Recent developments in fair division for strategic agents
I will talk about fair division for strategic agents and will start with the cake cutting problem, which models the division of a heterogeneous divisible good among players with different preferences. Here I will talk about an impossibility result (dictatorship theorem), as well as an
algorithmic framework for strategic agents, where fair outcomes can be implemented in the equilibria of protocols.
If enough time I will also mention the problem of allocating multiple divisible goods for the fairness solution concept of Nash social welfare. When the preferences are known, this solution is achieved in the Fisher market equilibrium outcomes.

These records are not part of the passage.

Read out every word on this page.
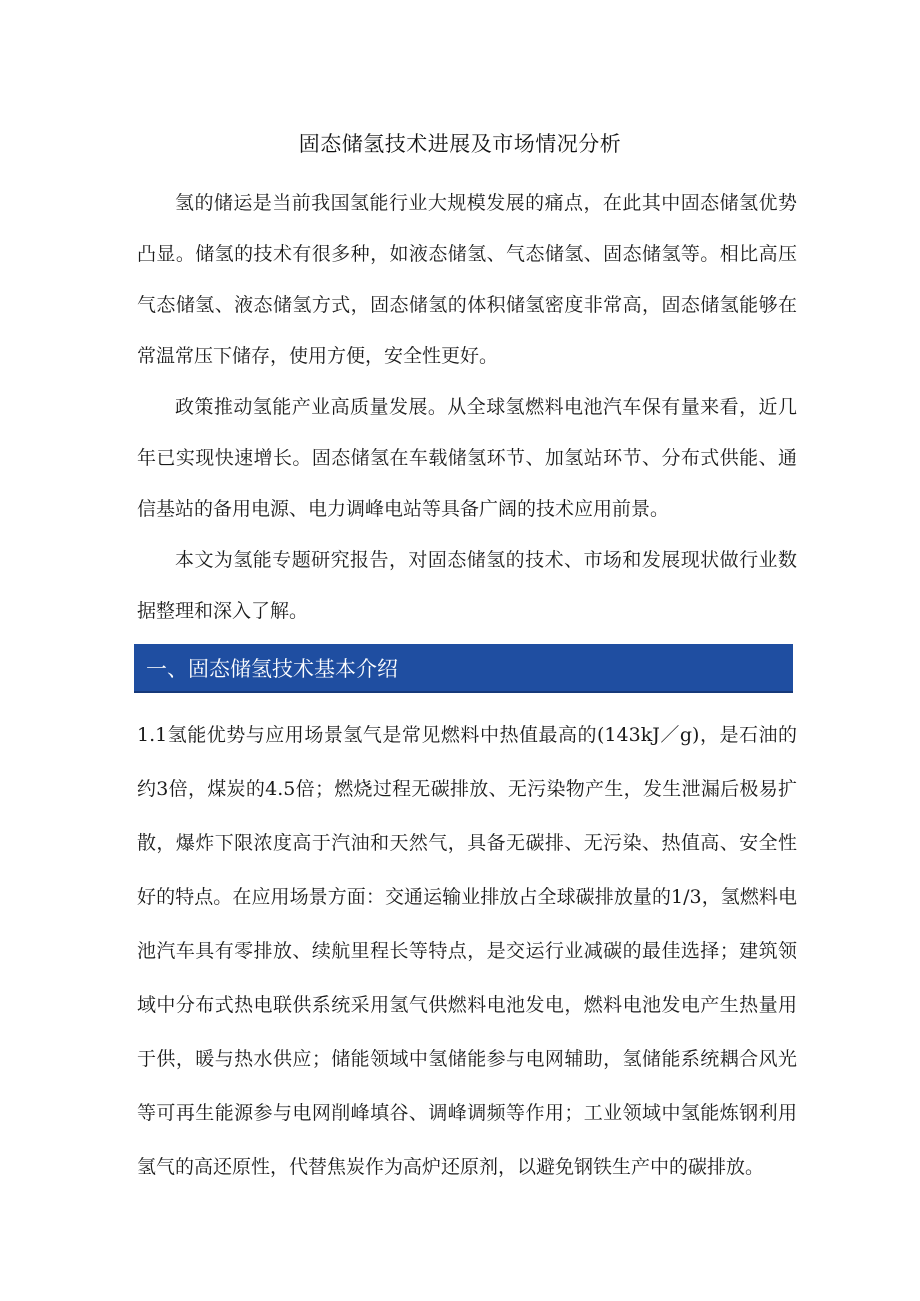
固态储氢技术进展及市场情况分析

氢的储运是当前我国氢能行业大规模发展的痛点，在此其中固态储氢优势凸显。储氢的技术有很多种，如液态储氢、气态储氢、固态储氢等。相比高压气态储氢、液态储氢方式，固态储氢的体积储氢密度非常高，固态储氢能够在常温常压下储存，使用方便，安全性更好。

政策推动氢能产业高质量发展。从全球氢燃料电池汽车保有量来看，近几年已实现快速增长。固态储氢在车载储氢环节、加氢站环节、分布式供能、通信基站的备用电源、电力调峰电站等具备广阔的技术应用前景。

本文为氢能专题研究报告，对固态储氢的技术、市场和发展现状做行业数据整理和深入了解。

一、固态储氢技术基本介绍

1.1氢能优势与应用场景氢气是常见燃料中热值最高的(143kJ／g)，是石油的约3倍，煤炭的4.5倍；燃烧过程无碳排放、无污染物产生，发生泄漏后极易扩散，爆炸下限浓度高于汽油和天然气，具备无碳排、无污染、热值高、安全性好的特点。在应用场景方面：交通运输业排放占全球碳排放量的1/3，氢燃料电池汽车具有零排放、续航里程长等特点，是交运行业减碳的最佳选择；建筑领域中分布式热电联供系统采用氢气供燃料电池发电，燃料电池发电产生热量用于供，暖与热水供应；储能领域中氢储能参与电网辅助，氢储能系统耦合风光等可再生能源参与电网削峰填谷、调峰调频等作用；工业领域中氢能炼钢利用氢气的高还原性，代替焦炭作为高炉还原剂，以避免钢铁生产中的碳排放。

However, with strategic agents the strong fairness guarantees of market equilibria can be destroyed. We find that for
additive valuations, the Fisher market approximates the NSW within a factor of 2, but for Leontief utilities the approximation degrades linearly with the number of players. Surprisingly, a mechanism known as Trading Post not only retains the constant 2-approximation of Fisher for additive utilities, but approximately implements the NSW objective for Leontief valuations: its price of anarchy is 1 + epsilon for every epsilon > 0.
This is joint work with Peter Bro Miltersen, Ioannis Caragiannis, David Kurokawa, Ariel Procaccia, Vasilis Gkatzelis, and Ruta Mehta.